Open cristopher-rodrigues opened 1 year ago
@cristopher-rodrigues are you able to achieve this with other tools like gcloud? If yes, what is the full command?
@cristopher-rodrigues are you able to achieve this with other tools like gcloud? If yes, what is the full command?
Hi @edwardmedia,
Unfortunately, we only use GCP. Here is our full config:
resource "google_datastream_connection_profile" "source" {
display_name = "Postgresql Source"
location = "us-central1"
connection_profile_id = "source_test_connection_profile_id"
postgresql_profile {
hostname = google_sql_database_instance.test.public_ip_address
username = google_sql_user.users.name
password = google_sql_user.users.password
database = google_sql_database.database.name
}
}
resource "google_datastream_connection_profile" "destination" {
display_name = "BigQuery Destination"
location = "us-central1"
connection_profile_id = "destination_test_connection_profile_id"
bigquery_profile {}
}
resource "google_datastream_stream" "test" {
display_name = "Postgres to BigQuery"
location = "us-central1"
stream_id = "test_stream_id"
desired_state = "RUNNING"
source_config {
source_connection_profile = google_datastream_connection_profile.source.id
postgresql_source_config {
max_concurrent_backfill_tasks = 12
publication = "test_publication"
replication_slot = "test_replication"
include_objects {
postgresql_schemas {
schema = "public"
postgresql_tables {
table = "will_sync"
postgresql_columns {
column = "id"
primary_key = true
}
postgresql_columns {
column = "name"
}
}
}
}
exclude_objects {
postgresql_schemas {
schema = "public"
postgresql_tables {
table = "wont_sync"
postgresql_columns {
column = "column"
}
}
}
}
}
}
destination_config {
destination_connection_profile = google_datastream_connection_profile.destination.id
bigquery_destination_config {
data_freshness = "900s"
source_hierarchy_datasets {
dataset_template {
location = "us-central1"
}
}
}
}
backfill_all {}
}
and more outputs:
google_datastream_connection_profile.destination: Creating...

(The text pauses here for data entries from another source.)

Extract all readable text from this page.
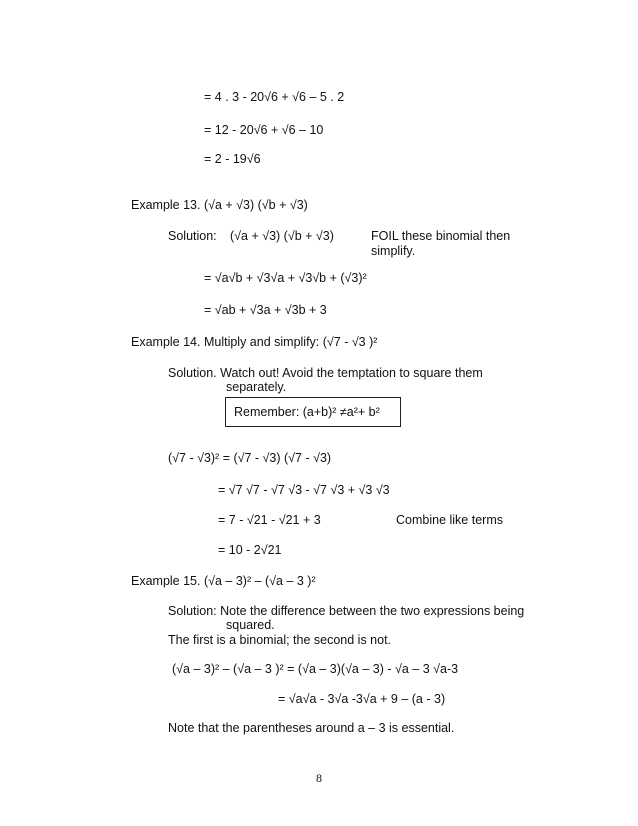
= 4 . 3 - 20√6 + √6 – 5 . 2
= 12 - 20√6 + √6 – 10
= 2 - 19√6
Example 13. (√a + √3) (√b + √3)
Solution: (√a + √3) (√b + √3)	FOIL these binomial then
simplify.
= √a√b + √3√a + √3√b + (√3)²
= √ab + √3a + √3b + 3
Example 14. Multiply and simplify: (√7 - √3 )²
Solution. Watch out! Avoid the temptation to square them
separately.
Remember: (a+b)² ≠a²+ b²
(√7 - √3)² = (√7 - √3) (√7 - √3)
= √7 √7 - √7 √3 - √7 √3 + √3 √3
= 7 - √21 - √21 + 3	Combine like terms
= 10 - 2√21
Example 15. (√a – 3)² – (√a – 3 )²
Solution: Note the difference between the two expressions being
squared.
The first is a binomial; the second is not.
(√a – 3)² – (√a – 3 )² = (√a – 3)(√a – 3) - √a – 3 √a-3
= √a√a - 3√a -3√a + 9 – (a - 3)
Note that the parentheses around a – 3 is essential.
8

google_datastream_connection_profile.source: Creating...
google_datastream_connection_profile.destination: Creation complete after 3s [id=projects/kelvin-datascience-staging/locations/us-central1/connectionProfiles/destination_test_connection_profile_id]
google_datastream_connection_profile.source: Still creating... [10s elapsed]
google_datastream_connection_profile.source: Creation complete after 14s [id=projects/kelvin-datascience-staging/locations/us-central1/connectionProfiles/source_test_connection_profile_id]
google_datastream_stream.test: Creating...
google_datastream_stream.test: Still creating... [10s elapsed]
╷
│ Error: Error waiting to create Stream: Error waiting for Creating Stream:
│
│ with google_datastream_stream.test,
│ on datastream.tf line 22, in resource "google_datastream_stream" "test":
│ 22: resource "google_datastream_stream" "test" {
One workaround that actually works is: to specify multiple postgresql_columns
in the exclude_objects
It turned out that the same bug occurs when a primary_key is specified 😭
are you able to achieve this with other tools like gcloud?
@cristopher-rodrigues - I think @edwardmedia was asking if you also get the same error when using the gcloud commands https://cloud.google.com/sdk/gcloud/reference/datastream/streams/create
are you able to achieve this with other tools like gcloud?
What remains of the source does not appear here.